Зачем идет к нему, Серафима не могла себе объяснить, но шла уверенно, будто с целью. Перед Айовой сказала, что они расстаются, попрощалась, забрала вещи. Собирала их спокойно, расчетливо, без беготни и истеричности. Он стоял у антикварного письменного стола, за которым почти никогда не работал, и наблюдал. Тоже, кажется, спокойно, без криков – без уговариваний и проклятий. Но у нее спокойствие и холодность были внешние. Вернее, вместо спокойствия была выжженность. Есть ведь такое понятие: эмоциональное выгорание. Вот – она в тот момент выгорела дотла…
В первые недели две он молчал, а потом почти каждый день стал писать ей письма то на «мыло», то в «Мессенджер». Не об их отношениях, не о том, что она смысл его жизни – а раньше он часто это говорил, – а о новых хороших спектаклях, которые посмотрел, о новых отличных пьесах, которые прочитал. Писал, видимо, как всегда во взвинченном состоянии, второпях, не дописывая последних букв в словах, ставя последующую букву впереди – например, «спеткакль», «поезкда». Было в этом что-то милое и трогательное… А сегодня с самого ее прилета слал требования встретиться и поговорить.

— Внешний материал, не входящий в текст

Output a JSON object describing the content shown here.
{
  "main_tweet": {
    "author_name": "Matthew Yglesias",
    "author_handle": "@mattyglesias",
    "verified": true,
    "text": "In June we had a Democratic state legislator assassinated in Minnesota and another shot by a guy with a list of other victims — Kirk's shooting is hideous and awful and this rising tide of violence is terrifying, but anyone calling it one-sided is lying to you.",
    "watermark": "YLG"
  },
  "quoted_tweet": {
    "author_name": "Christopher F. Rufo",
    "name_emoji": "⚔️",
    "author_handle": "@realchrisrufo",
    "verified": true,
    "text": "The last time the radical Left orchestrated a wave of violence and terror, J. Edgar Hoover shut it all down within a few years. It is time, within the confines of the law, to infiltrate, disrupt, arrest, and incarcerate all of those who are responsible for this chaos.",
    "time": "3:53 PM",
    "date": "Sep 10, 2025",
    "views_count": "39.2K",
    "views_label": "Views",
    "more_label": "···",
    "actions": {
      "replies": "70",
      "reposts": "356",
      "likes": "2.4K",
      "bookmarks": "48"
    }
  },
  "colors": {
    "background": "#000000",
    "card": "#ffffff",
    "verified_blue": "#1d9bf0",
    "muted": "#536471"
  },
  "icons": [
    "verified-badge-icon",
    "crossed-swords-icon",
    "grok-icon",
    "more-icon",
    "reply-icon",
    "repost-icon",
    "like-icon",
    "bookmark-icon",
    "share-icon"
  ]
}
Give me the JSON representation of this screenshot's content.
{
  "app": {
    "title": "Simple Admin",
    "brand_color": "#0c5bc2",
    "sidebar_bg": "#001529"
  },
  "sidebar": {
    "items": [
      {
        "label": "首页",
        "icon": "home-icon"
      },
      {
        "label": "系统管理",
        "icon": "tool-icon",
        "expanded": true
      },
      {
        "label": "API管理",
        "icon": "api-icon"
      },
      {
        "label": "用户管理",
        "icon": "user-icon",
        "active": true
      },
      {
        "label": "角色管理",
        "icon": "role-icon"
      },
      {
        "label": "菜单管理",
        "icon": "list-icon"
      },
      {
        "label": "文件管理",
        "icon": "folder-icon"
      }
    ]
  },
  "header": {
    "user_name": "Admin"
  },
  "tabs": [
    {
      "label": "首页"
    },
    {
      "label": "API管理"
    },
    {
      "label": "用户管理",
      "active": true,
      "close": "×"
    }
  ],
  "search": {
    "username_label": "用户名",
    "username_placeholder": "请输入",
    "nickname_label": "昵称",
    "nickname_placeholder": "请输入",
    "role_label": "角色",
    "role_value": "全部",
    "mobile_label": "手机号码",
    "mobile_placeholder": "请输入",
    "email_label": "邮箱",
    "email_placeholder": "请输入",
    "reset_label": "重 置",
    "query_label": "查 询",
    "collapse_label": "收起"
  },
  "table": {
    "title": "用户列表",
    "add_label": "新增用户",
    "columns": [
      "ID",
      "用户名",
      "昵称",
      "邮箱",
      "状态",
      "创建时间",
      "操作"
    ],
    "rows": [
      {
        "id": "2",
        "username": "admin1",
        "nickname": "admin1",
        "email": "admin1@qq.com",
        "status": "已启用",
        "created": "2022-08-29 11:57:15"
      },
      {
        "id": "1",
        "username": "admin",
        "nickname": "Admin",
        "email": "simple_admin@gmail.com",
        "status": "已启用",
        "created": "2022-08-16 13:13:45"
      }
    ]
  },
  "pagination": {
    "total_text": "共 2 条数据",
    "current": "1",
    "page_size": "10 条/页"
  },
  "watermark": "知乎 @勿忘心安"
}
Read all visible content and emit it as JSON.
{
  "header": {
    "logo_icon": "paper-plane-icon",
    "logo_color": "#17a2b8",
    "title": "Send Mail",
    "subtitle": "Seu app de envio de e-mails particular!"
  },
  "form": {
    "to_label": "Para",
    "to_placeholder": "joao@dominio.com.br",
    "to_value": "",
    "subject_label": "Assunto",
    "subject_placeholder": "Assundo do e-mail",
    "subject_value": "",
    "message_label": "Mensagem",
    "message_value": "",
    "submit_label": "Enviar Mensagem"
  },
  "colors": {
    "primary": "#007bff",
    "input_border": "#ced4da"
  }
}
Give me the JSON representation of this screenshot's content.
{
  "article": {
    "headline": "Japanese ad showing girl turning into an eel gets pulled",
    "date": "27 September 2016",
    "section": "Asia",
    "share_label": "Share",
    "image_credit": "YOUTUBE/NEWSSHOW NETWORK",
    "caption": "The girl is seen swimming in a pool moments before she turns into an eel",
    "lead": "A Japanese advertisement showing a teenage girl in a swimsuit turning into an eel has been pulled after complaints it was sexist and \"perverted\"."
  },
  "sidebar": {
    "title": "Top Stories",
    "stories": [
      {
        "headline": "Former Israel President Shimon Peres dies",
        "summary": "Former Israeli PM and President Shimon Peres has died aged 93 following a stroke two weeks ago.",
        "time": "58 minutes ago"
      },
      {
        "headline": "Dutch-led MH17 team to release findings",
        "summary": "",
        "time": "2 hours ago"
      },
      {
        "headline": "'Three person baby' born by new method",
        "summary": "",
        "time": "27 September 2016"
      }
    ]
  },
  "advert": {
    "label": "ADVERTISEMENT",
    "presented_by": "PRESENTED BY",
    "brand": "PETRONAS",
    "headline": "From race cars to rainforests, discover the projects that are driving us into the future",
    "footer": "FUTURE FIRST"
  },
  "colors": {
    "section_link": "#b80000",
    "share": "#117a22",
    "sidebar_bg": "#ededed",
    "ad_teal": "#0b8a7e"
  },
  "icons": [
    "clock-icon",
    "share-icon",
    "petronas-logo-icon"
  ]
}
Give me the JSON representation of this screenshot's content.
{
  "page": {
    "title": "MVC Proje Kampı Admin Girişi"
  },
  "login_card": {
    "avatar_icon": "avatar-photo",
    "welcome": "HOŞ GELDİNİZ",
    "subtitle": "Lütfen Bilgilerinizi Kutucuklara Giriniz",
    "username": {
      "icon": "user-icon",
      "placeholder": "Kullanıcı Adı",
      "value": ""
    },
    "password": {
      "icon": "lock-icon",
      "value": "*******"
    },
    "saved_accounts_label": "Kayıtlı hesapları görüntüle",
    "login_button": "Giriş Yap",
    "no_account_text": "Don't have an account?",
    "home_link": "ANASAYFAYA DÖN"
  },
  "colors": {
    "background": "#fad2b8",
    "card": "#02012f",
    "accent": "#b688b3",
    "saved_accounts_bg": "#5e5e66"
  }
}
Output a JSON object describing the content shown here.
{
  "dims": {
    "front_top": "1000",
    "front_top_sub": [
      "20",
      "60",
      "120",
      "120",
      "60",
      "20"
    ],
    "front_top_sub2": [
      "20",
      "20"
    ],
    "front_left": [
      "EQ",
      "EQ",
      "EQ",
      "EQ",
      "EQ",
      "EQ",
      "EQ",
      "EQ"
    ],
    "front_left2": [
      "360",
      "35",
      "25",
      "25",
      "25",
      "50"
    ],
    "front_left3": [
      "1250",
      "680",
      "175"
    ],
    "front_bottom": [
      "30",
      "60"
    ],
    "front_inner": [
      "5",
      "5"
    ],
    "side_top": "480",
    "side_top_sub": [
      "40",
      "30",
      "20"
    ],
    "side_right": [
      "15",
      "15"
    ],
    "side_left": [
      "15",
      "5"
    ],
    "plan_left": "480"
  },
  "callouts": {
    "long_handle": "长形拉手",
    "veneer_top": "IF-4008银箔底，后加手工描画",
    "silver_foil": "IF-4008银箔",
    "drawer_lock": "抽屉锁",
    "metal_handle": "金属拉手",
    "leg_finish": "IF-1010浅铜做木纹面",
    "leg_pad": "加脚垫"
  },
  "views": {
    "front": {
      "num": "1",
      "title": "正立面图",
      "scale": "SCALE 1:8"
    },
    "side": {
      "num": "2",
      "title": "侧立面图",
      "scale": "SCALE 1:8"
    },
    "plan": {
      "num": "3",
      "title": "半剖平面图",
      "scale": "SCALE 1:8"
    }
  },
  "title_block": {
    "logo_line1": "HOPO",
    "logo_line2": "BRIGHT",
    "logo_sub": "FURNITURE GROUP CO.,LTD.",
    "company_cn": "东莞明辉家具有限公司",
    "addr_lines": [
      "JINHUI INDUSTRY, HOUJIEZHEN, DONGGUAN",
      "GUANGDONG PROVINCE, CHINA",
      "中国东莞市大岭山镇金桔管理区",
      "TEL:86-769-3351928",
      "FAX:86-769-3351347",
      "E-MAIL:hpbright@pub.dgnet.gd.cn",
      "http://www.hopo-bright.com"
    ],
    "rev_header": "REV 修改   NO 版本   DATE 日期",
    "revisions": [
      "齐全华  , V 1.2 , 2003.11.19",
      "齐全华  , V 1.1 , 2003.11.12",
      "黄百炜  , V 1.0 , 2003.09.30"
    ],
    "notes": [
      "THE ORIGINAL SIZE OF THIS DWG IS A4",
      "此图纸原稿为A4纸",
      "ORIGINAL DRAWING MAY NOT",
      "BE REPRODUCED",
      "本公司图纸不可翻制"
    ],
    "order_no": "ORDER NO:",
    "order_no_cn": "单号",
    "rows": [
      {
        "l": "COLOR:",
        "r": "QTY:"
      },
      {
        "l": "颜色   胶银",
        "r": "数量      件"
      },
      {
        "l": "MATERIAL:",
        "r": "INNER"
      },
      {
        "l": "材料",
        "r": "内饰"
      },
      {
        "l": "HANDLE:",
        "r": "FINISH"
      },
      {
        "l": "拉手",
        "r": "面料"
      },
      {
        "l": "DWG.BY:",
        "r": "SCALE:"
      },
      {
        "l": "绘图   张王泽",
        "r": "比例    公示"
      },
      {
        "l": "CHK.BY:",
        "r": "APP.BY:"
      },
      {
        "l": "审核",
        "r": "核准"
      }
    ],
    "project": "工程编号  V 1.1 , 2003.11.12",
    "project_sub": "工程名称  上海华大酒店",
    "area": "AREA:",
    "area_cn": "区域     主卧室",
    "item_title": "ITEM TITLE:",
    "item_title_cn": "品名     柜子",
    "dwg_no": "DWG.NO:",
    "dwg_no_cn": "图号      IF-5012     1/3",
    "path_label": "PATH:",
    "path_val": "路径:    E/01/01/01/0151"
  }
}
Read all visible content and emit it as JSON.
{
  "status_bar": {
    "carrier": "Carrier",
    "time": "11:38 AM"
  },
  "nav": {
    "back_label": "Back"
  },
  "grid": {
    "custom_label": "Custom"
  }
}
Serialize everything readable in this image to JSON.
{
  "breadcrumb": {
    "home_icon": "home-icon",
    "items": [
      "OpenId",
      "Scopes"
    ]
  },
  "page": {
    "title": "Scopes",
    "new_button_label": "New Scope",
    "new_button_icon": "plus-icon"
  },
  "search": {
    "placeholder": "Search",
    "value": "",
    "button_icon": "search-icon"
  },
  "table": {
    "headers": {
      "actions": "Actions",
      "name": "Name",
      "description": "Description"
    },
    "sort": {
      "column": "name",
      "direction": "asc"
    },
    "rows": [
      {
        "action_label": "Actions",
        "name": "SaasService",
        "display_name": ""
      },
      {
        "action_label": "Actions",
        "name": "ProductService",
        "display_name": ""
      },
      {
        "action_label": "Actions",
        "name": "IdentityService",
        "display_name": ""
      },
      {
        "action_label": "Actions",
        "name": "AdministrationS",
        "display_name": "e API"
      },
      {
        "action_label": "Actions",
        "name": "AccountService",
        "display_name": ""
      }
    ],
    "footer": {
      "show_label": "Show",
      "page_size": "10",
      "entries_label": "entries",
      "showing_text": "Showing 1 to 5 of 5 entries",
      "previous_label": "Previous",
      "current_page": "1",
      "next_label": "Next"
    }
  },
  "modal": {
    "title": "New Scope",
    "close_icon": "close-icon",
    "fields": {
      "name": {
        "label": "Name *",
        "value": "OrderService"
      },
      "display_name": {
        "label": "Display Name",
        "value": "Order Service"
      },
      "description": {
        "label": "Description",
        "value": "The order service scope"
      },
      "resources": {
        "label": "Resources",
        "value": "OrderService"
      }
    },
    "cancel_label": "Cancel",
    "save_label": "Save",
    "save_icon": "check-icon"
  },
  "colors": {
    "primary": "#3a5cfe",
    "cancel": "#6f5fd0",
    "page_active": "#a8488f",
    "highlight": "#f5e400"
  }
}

И ей показалось, что нужен этот последний разговор. Тем более что Игорь Петрович имел на него право. Серафима была, в общем-то, перед ним виновата. Или он перед ней. Или они оба друг перед другом в равной мере…
Остановилась возле конструктивистской пятиэтажки с большими окнами, достала айфон, посмотрела «Друзья поблизости». Да, он здесь… Чувствуя, что очень волнуется, на грани психоза, закурила сигарету, быстро докурила до половины и, когда стало тошнить, бросила в полузасыпанную снегом урну.
Подошла к подъезду, сунула руку в карман пуховика, но вспомнила, что ключей у нее нет – отдала ему во время последней встречи.
На самом деле за годы их отношений ключи от его квартиры кочевали туда-сюда – то сама отдавала, то Игорь Петрович, обидевшись на что-нибудь, приказывал вернуть их, а потом упрашивал иметь при себе: «Вдруг со мной что случится, возьми, Сима, пожалуйста».
Так же кочевали ее вещи, и чувства качались, как маятник…
Набрала на домофоне номер. Долгие, протяжные писки-иглы кололи уши.
– Кто? – резкий голос.
– Я.
– О! – радость, и тут же суровое: – Входи.
В двери щелкнуло, и писки стали короткими.
Толстая стальная дверь открыта. Игорь Петрович ждал на пороге. Театрально так ждал: вроде встречал, а вроде преграждал путь. Одет был в теплый домашний халат. Не халат даже, а то, что русские помещики в романах носили. Забыла название…
– Здравствуй, – сказал веско и строго, басом, действительно, как стародавний трагик, продолжая стоять в проходе, и ровно в тот момент, когда Серафима решила развернуться и сбежать вниз по лестнице – «не хочешь, чтоб вошла, ну и ладно» – пропустил ее внутрь.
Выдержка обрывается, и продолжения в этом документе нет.